Leinenpflicht für alle Hunde

Hunde werden während der Setz- und Brutzeit für andere Tiere zur Gefahr

Wenn der Frühling erwacht kann ein Hund zum „Störer“ für die Natur werden (Foto © M. Großmann / pixelio.de)
Wenn der Frühling erwacht kann ein Hund zum „Störer“ für die Natur werden (Foto © M. Großmann / pixelio.de)

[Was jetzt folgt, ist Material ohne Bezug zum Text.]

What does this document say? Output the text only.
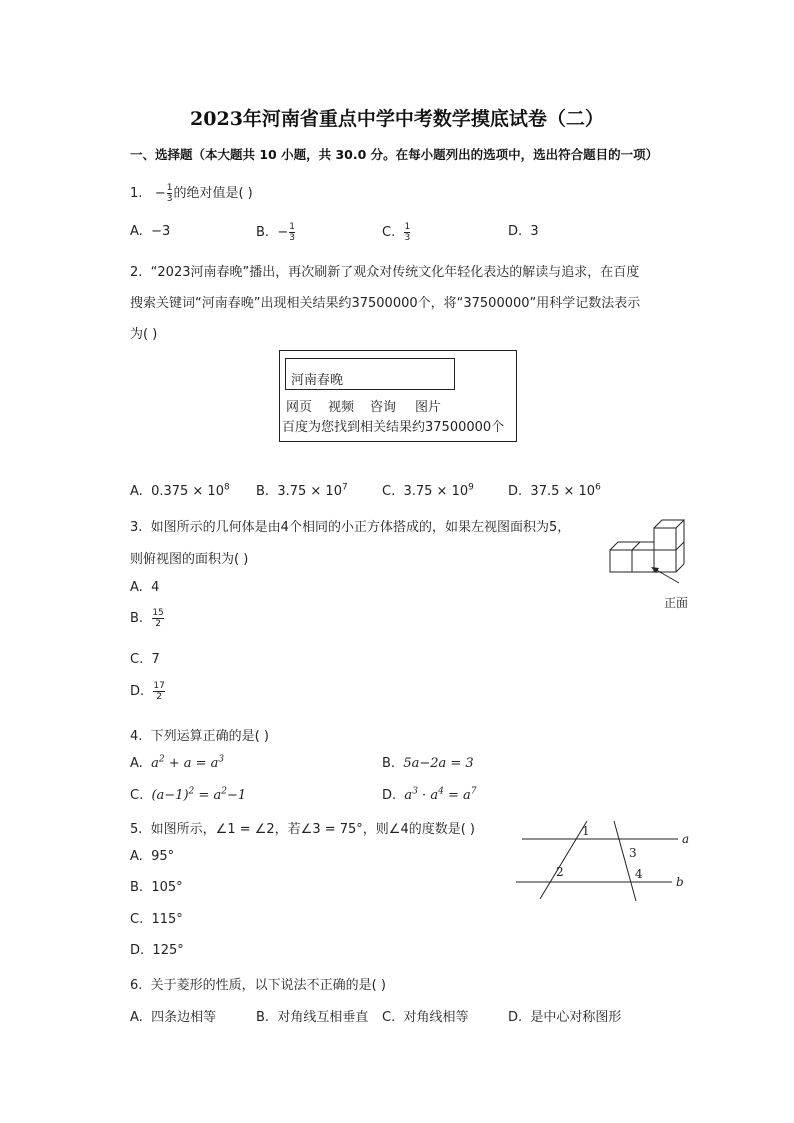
2023年河南省重点中学中考数学摸底试卷（二）
一、选择题（本大题共 10 小题，共 30.0 分。在每小题列出的选项中，选出符合题目的一项）
1. − $\frac{1}{3}$ 的绝对值是( )
A. −3	B. − $\frac{1}{3}$	C. $\frac{1}{3}$	D. 3
2. “2023河南春晚”播出，再次刷新了观众对传统文化年轻化表达的解读与追求，在百度
搜索关键词“河南春晚”出现相关结果约37500000个，将“37500000”用科学记数法表示
为( )
河南春晚
网页 视频 咨询 图片
百度为您找到相关结果约37500000个
A. $0.375 \times 10^8$ B. $3.75 \times 10^7$	C. $3.75 \times 10^9$	D. $37.5 \times 10^6$
3. 如图所示的几何体是由4个相同的小正方体搭成的，如果左视图面积为5，
则俯视图的面积为( )
正面
A. 4
B. $\frac{15}{2}$
C. 7
D. $\frac{17}{2}$
4. 下列运算正确的是( )
A. $a^2 + a = a^3$	B. 5a−2a = 3
C. $(a-1)^2 = a^2-1$	D. $a^3 \cdot a^4 = a^7$
5. 如图所示，∠1 = ∠2，若∠3 = 75°，则∠4的度数是( )
A. 95°
B. 105°
C. 115°
D. 125°
1
2
3
4
a
b
6. 关于菱形的性质，以下说法不正确的是( )
A. 四条边相等	B. 对角线互相垂直 C. 对角线相等	D. 是中心对称图形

Der Frühling ist die Brutzeit vieler Tierarten. Die Stadtverwaltung appelliert deshalb an alle Hundehalter, während der Setz- und Brutzeit vom 1. März bis 15. Juli eines Jahres ihre Vierbeiner auch außerhalb geschlossener Ortschaften an der Leine zu führen. Die Regelung gilt für Bereiche, in denen die Gefahr besteht, dass Nachwuchs von Wild oder Bodenbrüter von frei laufenden Hunden gestört werden.  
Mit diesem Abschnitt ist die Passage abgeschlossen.